Düşünmek istiyorum ama düşünemiyorum, aklım fena halde karışık! Türkiye’de hukuka güvenmek için deli olmak gerek. Yargı bu ülkenin en çürük tahtalarından biri ne yazık ki… Alparslan Kuytul’a, Selçuk Kozağaçlı’ya bakın, onlar gibi sayısız insan var, uzun süredir zindanlarda. Böyle bir ülkede hukuktan bahsetmek mümkün mü? Bahsediyoruz ama daha çok farz ediyoruz!

Farz edelim ki yargılanıyoruz ve bir tiyatro salonunda değil mahkeme salonundayız, üstelik karşımızda hâkim var, üstüne üstlük talimata değil yasaya ve vicdanına göre bağımsız karar verebiliyor… İşte o vakit bu haksızlıktan "tahliye" olacağız, dahası zulümden "beraat" edeceğiz!

Düşünüyorum: ne yapabiliriz? Mücadele etmek, hukuku gözetmek ve umut etmekten başka tevekkül edebiliriz. Bu zulümler de, zulmedenler de gelip geçer, geriye şahitlikler ve güzel hikâyeler kalır, öyle inanıyorum. Sonuçtaüç günlük dünya...

- Hükümet hiçbir zaman vicdani reddi gündemine almıyor, üzerinde tartışmıyor. Sizce nasıl bir durum bu görmezden gelmeyi değiştirebilir ya da değişim ihtimali görüyor musunuz?

Ak Parti’nin bunu gündeme alma potansiyeli vardı, buna inanmıştım. Hükümetin, yani bugünlerde AKP ve MHP'nin bunu gündeme alması için bir sebep yok ortada. Zorunlu askerlik zulmü devam ettiği sürece askerlik çağına gelmiş her erkek en az 15.000 TL para ediyor! Devletin haksız yere aldığı bu türedi "vergiyi" ödemek için yarım milyondan fazla insanın kuyruğa girdiği bir zaman ve mekânda saha ve seyirci avantajından bahsedemeyiz herhalde. Değil mi ki hayat bir deplasmandır?

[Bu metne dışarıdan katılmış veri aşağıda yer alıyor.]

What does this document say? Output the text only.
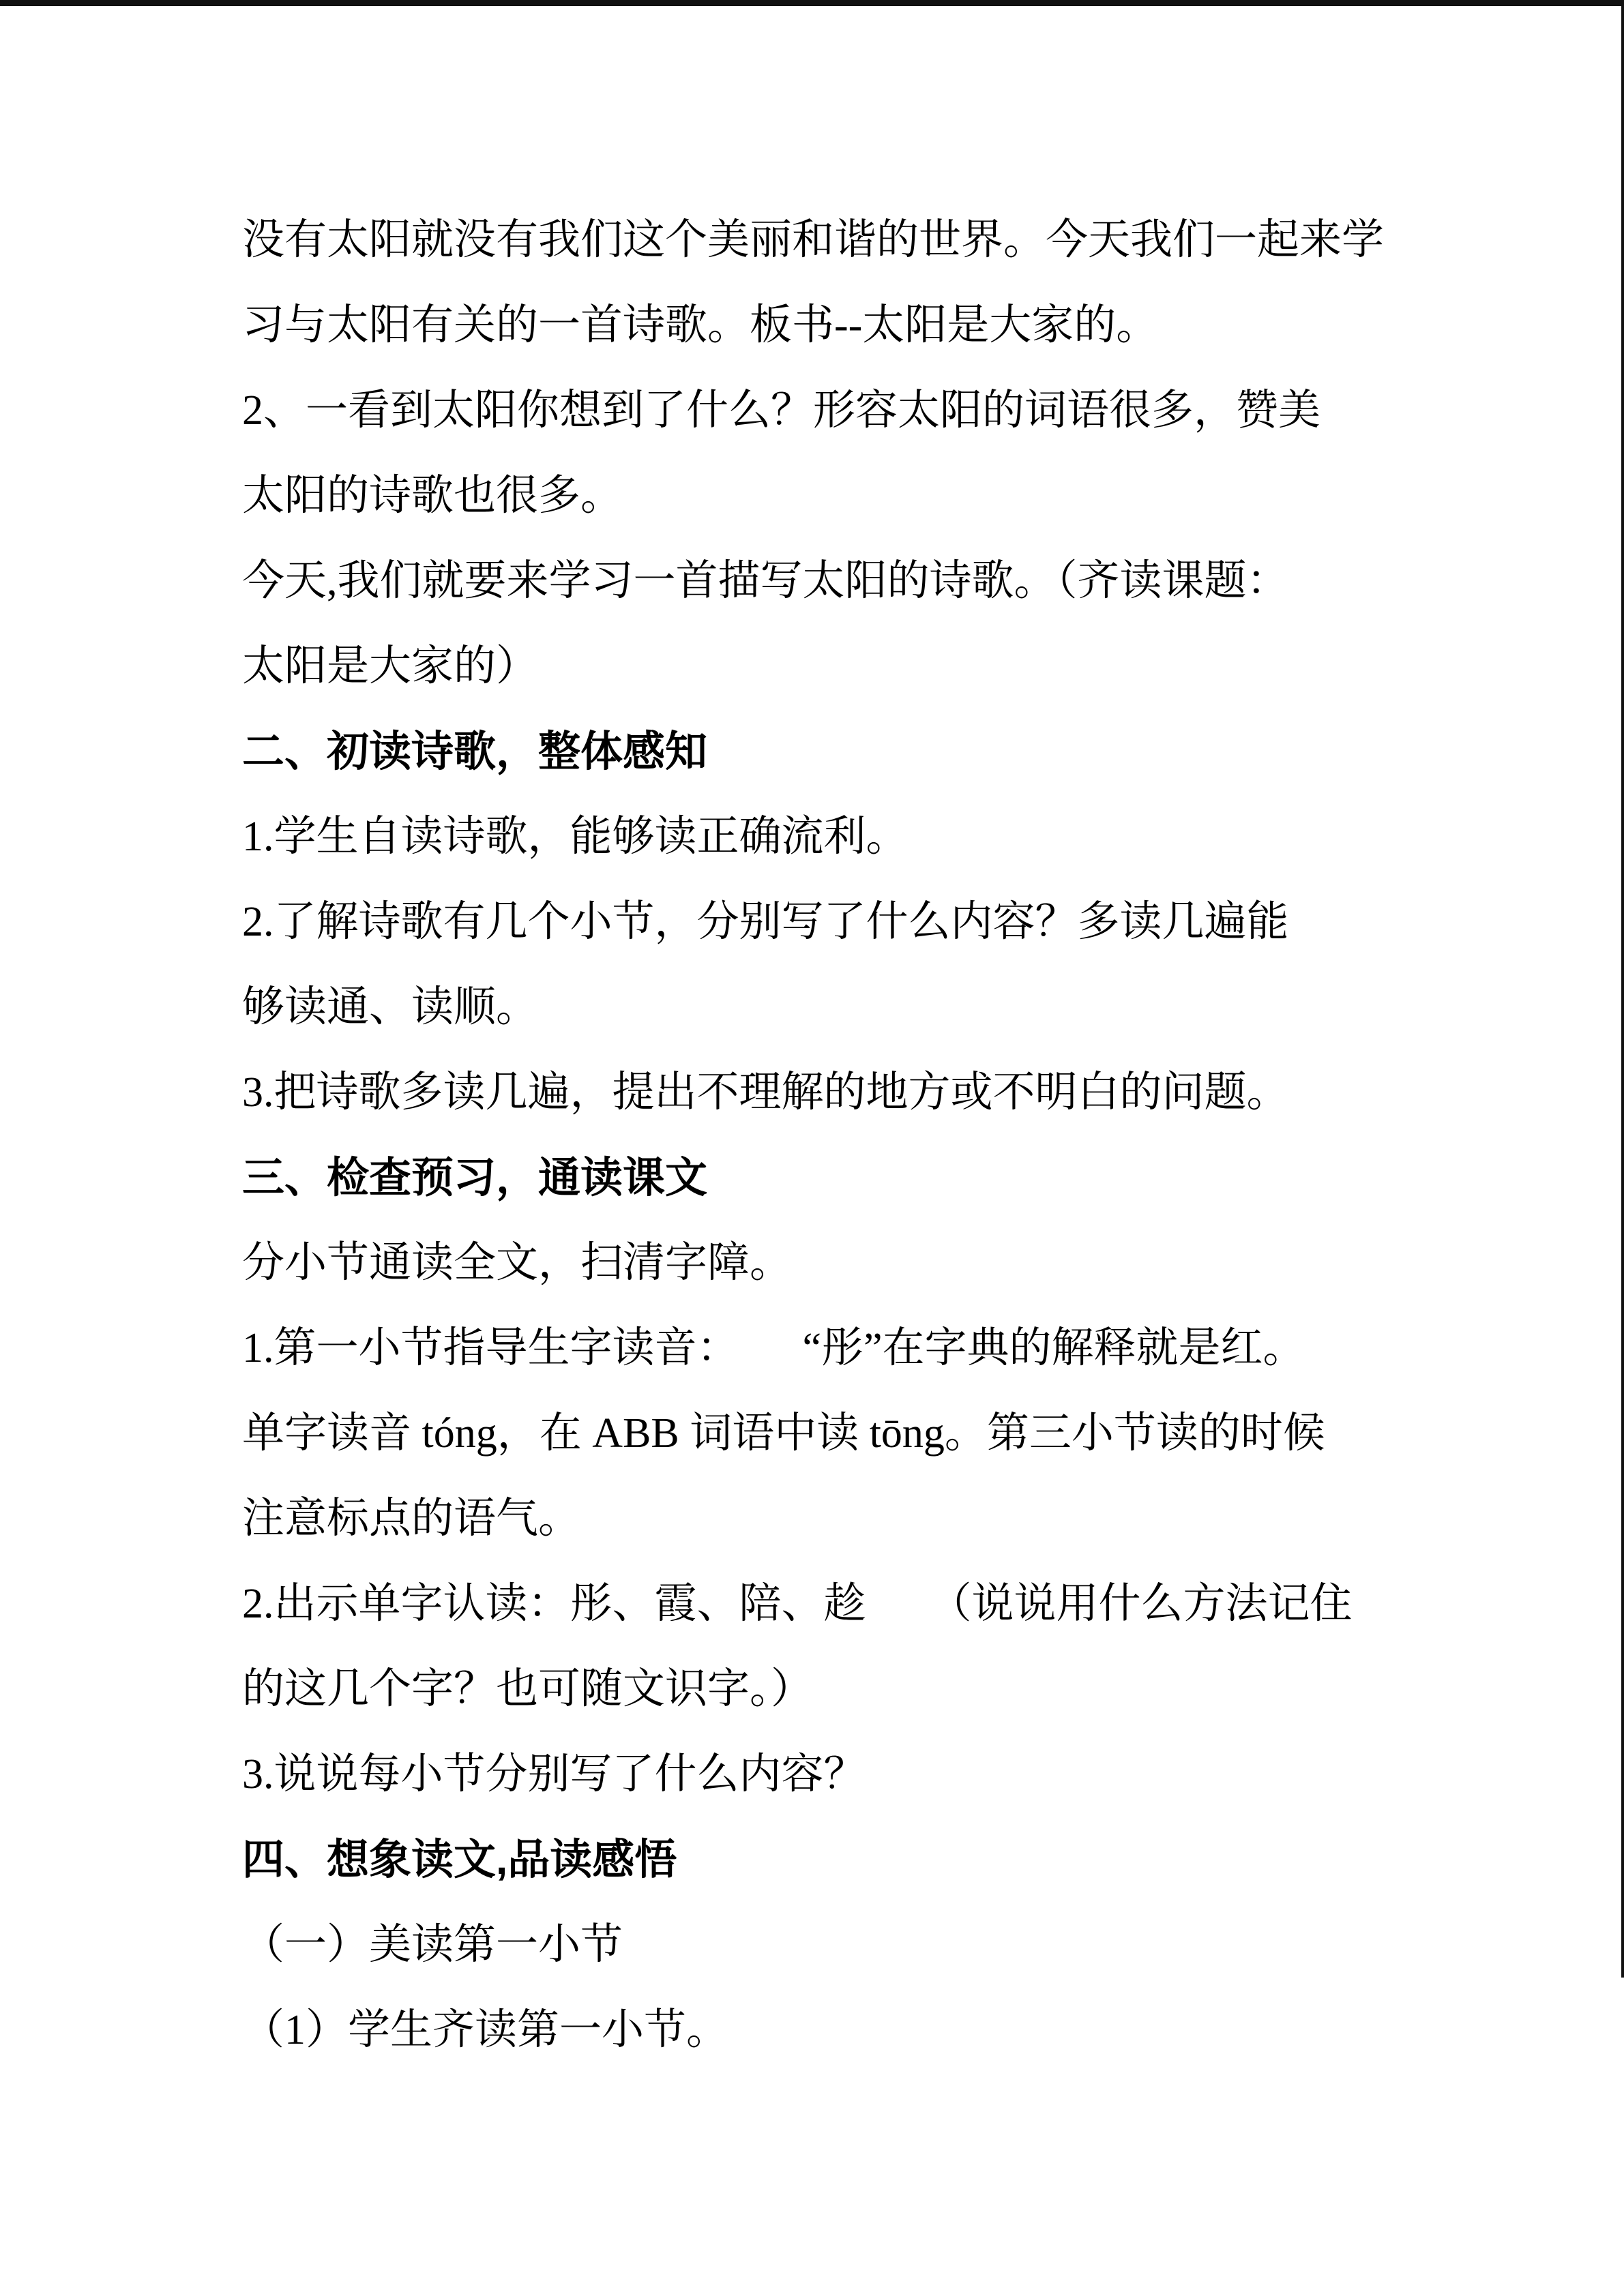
没有太阳就没有我们这个美丽和谐的世界。今天我们一起来学
习与太阳有关的一首诗歌。板书--太阳是大家的。
2、一看到太阳你想到了什么？形容太阳的词语很多，赞美
太阳的诗歌也很多。
今天,我们就要来学习一首描写太阳的诗歌。（齐读课题：
太阳是大家的）
二、初读诗歌，整体感知
1.学生自读诗歌，能够读正确流利。
2.了解诗歌有几个小节，分别写了什么内容？多读几遍能
够读通、读顺。
3.把诗歌多读几遍，提出不理解的地方或不明白的问题。
三、检查预习，通读课文
分小节通读全文，扫清字障。
1.第一小节指导生字读音：　　“彤”在字典的解释就是红。
单字读音 tóng，在 ABB 词语中读 tōng。第三小节读的时候
注意标点的语气。
2.出示单字认读：彤、霞、陪、趁　　（说说用什么方法记住
的这几个字？也可随文识字。）
3.说说每小节分别写了什么内容？
四、想象读文,品读感悟
（一）美读第一小节
（1）学生齐读第一小节。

Bazı sorular sorulabilirse, değişim hızlanabilir diye umuyorum. Mesela, zorla güzellik olmaz, malum, peki zorla askerlik olur mu? Zorla şehitlik olur mu? İnsanların inanmadıkları kurumlarda çalışmaya zorlanması doğru mu? Bugün istismar edilen "şehitlik" ile Kur’an’daki "şehitlik" aynı şey mi? "Ordu Peygamber ocağıdır" diye batıl bir inanç var. Sormalı: Kur’an’da 25 peygamberin adı geçiyor, bu adaletsiz düzeni koruyan ordu hangisinin ocağı?